Now start Chapter 3 of the whale book.

Let's import "Crime and Punishment" from the Gutenberg Ebook.

>>> from __future__ import division
>>> import nltk, re, pprint
>>> 
>>> from urllib import urlopen
>>> url = "http://www.gutenberg.org/files/2554/2554.txt"
>>> raw = urlopen(url).read()
>>> type(raw)
&lt;type 'str'>
>>> len(raw)
1176893
>>> raw[:75]
'The Project Gutenberg EBook of Crime and Punishment, by Fyodor Dostoevsky\r\n'
>>>

The last code to extract first 75 chars (or bytes) of the raw text.
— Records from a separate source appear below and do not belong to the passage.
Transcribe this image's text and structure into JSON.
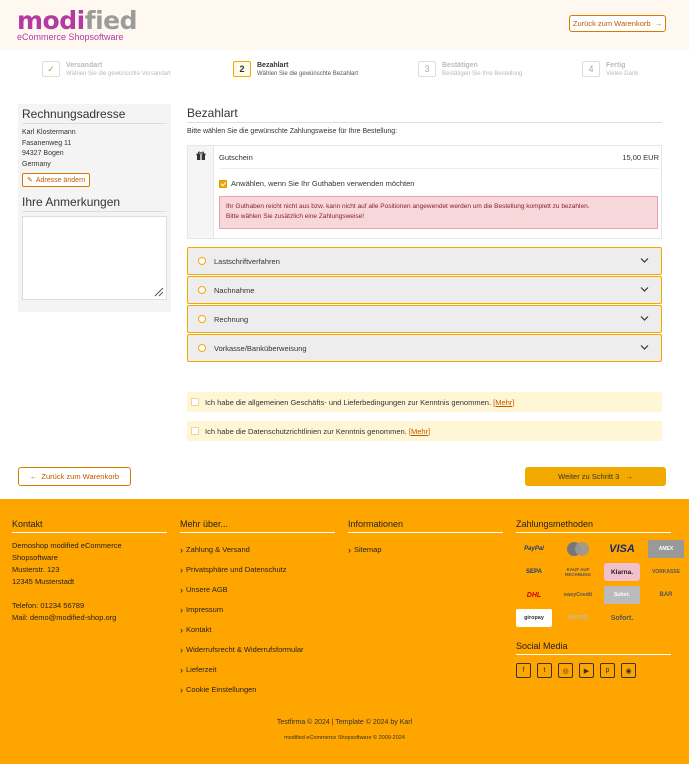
{
  "header": {
    "logo_main_a": "modi",
    "logo_main_b": "fied",
    "logo_sub": "eCommerce Shopsoftware",
    "back_to_cart": "Zurück zum Warenkorb"
  },
  "steps": [
    {
      "num": "",
      "title": "Versandart",
      "desc": "Wählen Sie die gewünschte Versandart"
    },
    {
      "num": "2",
      "title": "Bezahlart",
      "desc": "Wählen Sie die gewünschte Bezahlart"
    },
    {
      "num": "3",
      "title": "Bestätigen",
      "desc": "Bestätigen Sie Ihre Bestellung"
    },
    {
      "num": "4",
      "title": "Fertig",
      "desc": "Vielen Dank"
    }
  ],
  "billing": {
    "title": "Rechnungsadresse",
    "name": "Karl Klostermann",
    "street": "Fasanenweg 11",
    "city": "94327 Bogen",
    "country": "Germany",
    "change_button": "Adresse ändern"
  },
  "notes": {
    "title": "Ihre Anmerkungen",
    "value": ""
  },
  "payment": {
    "title": "Bezahlart",
    "subtitle": "Bitte wählen Sie die gewünschte Zahlungsweise für Ihre Bestellung:",
    "voucher_label": "Gutschein",
    "voucher_amount": "15,00 EUR",
    "voucher_check": "Anwählen, wenn Sie Ihr Guthaben verwenden möchten",
    "alert_line1": "Ihr Guthaben reicht nicht aus bzw. kann nicht auf alle Positionen angewendet werden um die Bestellung komplett zu bezahlen.",
    "alert_line2": "Bitte wählen Sie zusätzlich eine Zahlungsweise!",
    "methods": [
      "Lastschriftverfahren",
      "Nachnahme",
      "Rechnung",
      "Vorkasse/Banküberweisung"
    ]
  },
  "agreements": [
    {
      "text": "Ich habe die allgemeinen Geschäfts- und Lieferbedingungen zur Kenntnis genommen.",
      "more": "[Mehr]"
    },
    {
      "text": "Ich habe die Datenschutzrichtlinien zur Kenntnis genommen.",
      "more": "[Mehr]"
    }
  ],
  "nav": {
    "back": "Zurück zum Warenkorb",
    "next": "Weiter zu Schritt 3"
  },
  "footer": {
    "contact_title": "Kontakt",
    "contact_lines": [
      "Demoshop modified eCommerce",
      "Shopsoftware",
      "Musterstr. 123",
      "12345 Musterstadt",
      "",
      "Telefon: 01234 56789",
      "Mail: demo@modified-shop.org"
    ],
    "more_title": "Mehr über...",
    "more_links": [
      "Zahlung & Versand",
      "Privatsphäre und Datenschutz",
      "Unsere AGB",
      "Impressum",
      "Kontakt",
      "Widerrufsrecht & Widerrufsformular",
      "Lieferzeit",
      "Cookie Einstellungen"
    ],
    "info_title": "Informationen",
    "info_links": [
      "Sitemap"
    ],
    "payment_title": "Zahlungsmethoden",
    "payment_logos": [
      "PayPal",
      "mastercard",
      "VISA",
      "AMEX",
      "SEPA",
      "KAUF AUF RECHNUNG",
      "Klarna.",
      "VORKASSE",
      "DHL",
      "easyCredit",
      "Sofort.",
      "BAR",
      "giropay",
      "PAYONE",
      "Sofort."
    ],
    "social_title": "Social Media",
    "social_icons": [
      "facebook-icon",
      "twitter-icon",
      "instagram-icon",
      "youtube-icon",
      "pinterest-icon",
      "rss-icon"
    ],
    "copyright": "Testfirma © 2024 | Template © 2024 by Karl",
    "copyright2": "modified eCommerce Shopsoftware © 2009-2024"
  },
  "colors": {
    "accent": "#f2a900",
    "footer_bg": "#ffa500",
    "brand": "#b23aa0",
    "alert_bg": "#f8d7da"
  }
}
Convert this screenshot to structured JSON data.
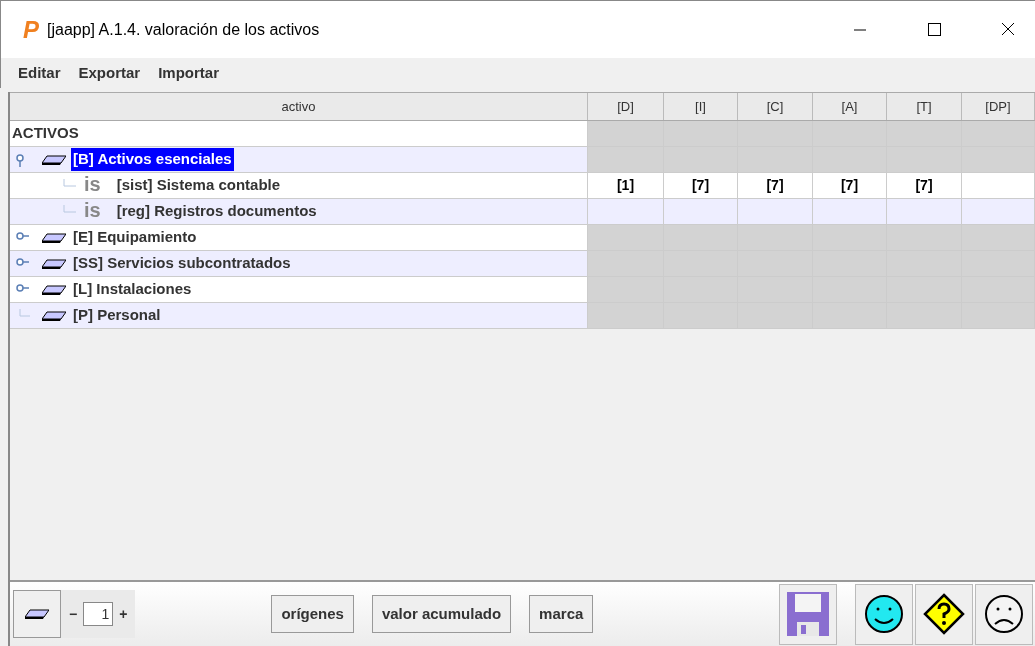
{
  "window": {
    "title": "[jaapp] A.1.4. valoración de los activos",
    "logo": "P"
  },
  "menu": [
    "Editar",
    "Exportar",
    "Importar"
  ],
  "table": {
    "columns": [
      "activo",
      "[D]",
      "[I]",
      "[C]",
      "[A]",
      "[T]",
      "[DP]"
    ],
    "tree": {
      "label": "ACTIVOS",
      "selected": false,
      "children": [
        {
          "label": "[B] Activos esenciales",
          "selected": true,
          "expanded": true,
          "children": [
            {
              "kind": "asset",
              "label": "[sist] Sistema contable",
              "badge": "is",
              "selected": false,
              "values": [
                "[1]",
                "[7]",
                "[7]",
                "[7]",
                "[7]"
              ]
            },
            {
              "kind": "asset",
              "label": "[reg] Registros documentos",
              "badge": "is",
              "selected": false
            }
          ]
        },
        {
          "label": "[E] Equipamiento",
          "selected": false,
          "expanded": false
        },
        {
          "label": "[SS] Servicios subcontratados",
          "selected": false,
          "expanded": false
        },
        {
          "label": "[L] Instalaciones",
          "selected": false,
          "expanded": false
        },
        {
          "label": "[P] Personal",
          "selected": false
        }
      ]
    }
  },
  "toolbar": {
    "minus": "−",
    "level": "1",
    "plus": "+",
    "buttons": [
      "orígenes",
      "valor acumulado",
      "marca"
    ]
  }
}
Note: In case of proxy-required environment, need to set a proxy.

>>> proxies = {'http': 'http://www.someproxy.com:3128'}
>>> raw = urlopen(url, proxies=proxies).read()

Tokenize to split the raw text into a list.

>>> tokens = nltk.word_tokenize(raw)
>>> type(tokens)
&lt;type 'list'>
>>> len(tokens)
244484
>>> tokens[:10]
['The', 'Project', 'Gutenberg', 'EBook', 'of', 'Crime', 'and', 'Punishment', ',', 'by']
>>>

Generating a text in NLTK then play something.

>>> text = nltk.Text(tokens)
>>> type(text)
&lt;class 'nltk.text.Text'>
>>> text[1020:1060]
['had', 'successfully', 'avoided', 'meeting', 'his', 'landlady', 'on', 'the', 'staircase.', 'His', 'garret', 'was', 'under', 'the', 'roof', 'of', 'a', 'high', ',', 'five-storied', 'house', 'and', 'was', 'more', 'like', 'a', 'cupboard', 'than', 'a', 'room.', 'The', 'landlady', 'who', 'provided', 'him', 'with', 'garret', ',', 'dinners', ',']

The place is different from the whale book. Try to find the same location.

>>> text.index('CHAPTER')
982
>>> text[982:1022]
['CHAPTER', 'I', 'On', 'an', 'exceptionally', 'hot', 'evening', 'early', 'in', 'July', 'a', 'young', 'man', 'came', 'out', 'of', 'the', 'garret', 'in', 'which', 'he', 'lodged', 'in', 'S.', 'Place', 'and', 'walked', 'slowly', ',', 'as', 'though', 'in', 'hesitation', ',', 'towards', 'K.', 'bridge.', 'He', 'had', 'successfully']
>>>

This difference could come from that how to be tokenise. In the textbook, dots(.) at the end of sentences were defined as independent tokens. On the other hand, dots are combined into the last word of sentence in my example. (e.g. "bridge.") This is the reason why three more words are included in my case as 3 dots are combined into the each last word.

Need to check further detail of tokenise (or textnization) later.

How about collocations()?

>>> text.collocations()
Building collocations list
Katerina Ivanovna; Pyotr Petrovitch; Pulcheria Alexandrovna; Avdotya
Romanovna; Marfa Petrovna; Rodion Romanovitch; Sofya Semyonovna; old
woman; Project Gutenberg-tm; Porfiry Petrovitch; Amalia Ivanovna;
great deal; Project Gutenberg; Andrey Semyonovitch; Nikodim Fomitch;
young man; Dmitri Prokofitch; n't know; Ilya Petrovitch; Good heavens
>>>

find() and rfind()

>>> raw.find("PART I")
5338
>>> raw.rfind("End of Project Gutenberg's Crime")
1157743
>>> raw = raw[5338:1157681]
>>> raw.find("PART I")
0

This technique can be used to "cut off" unnecessary information from the source.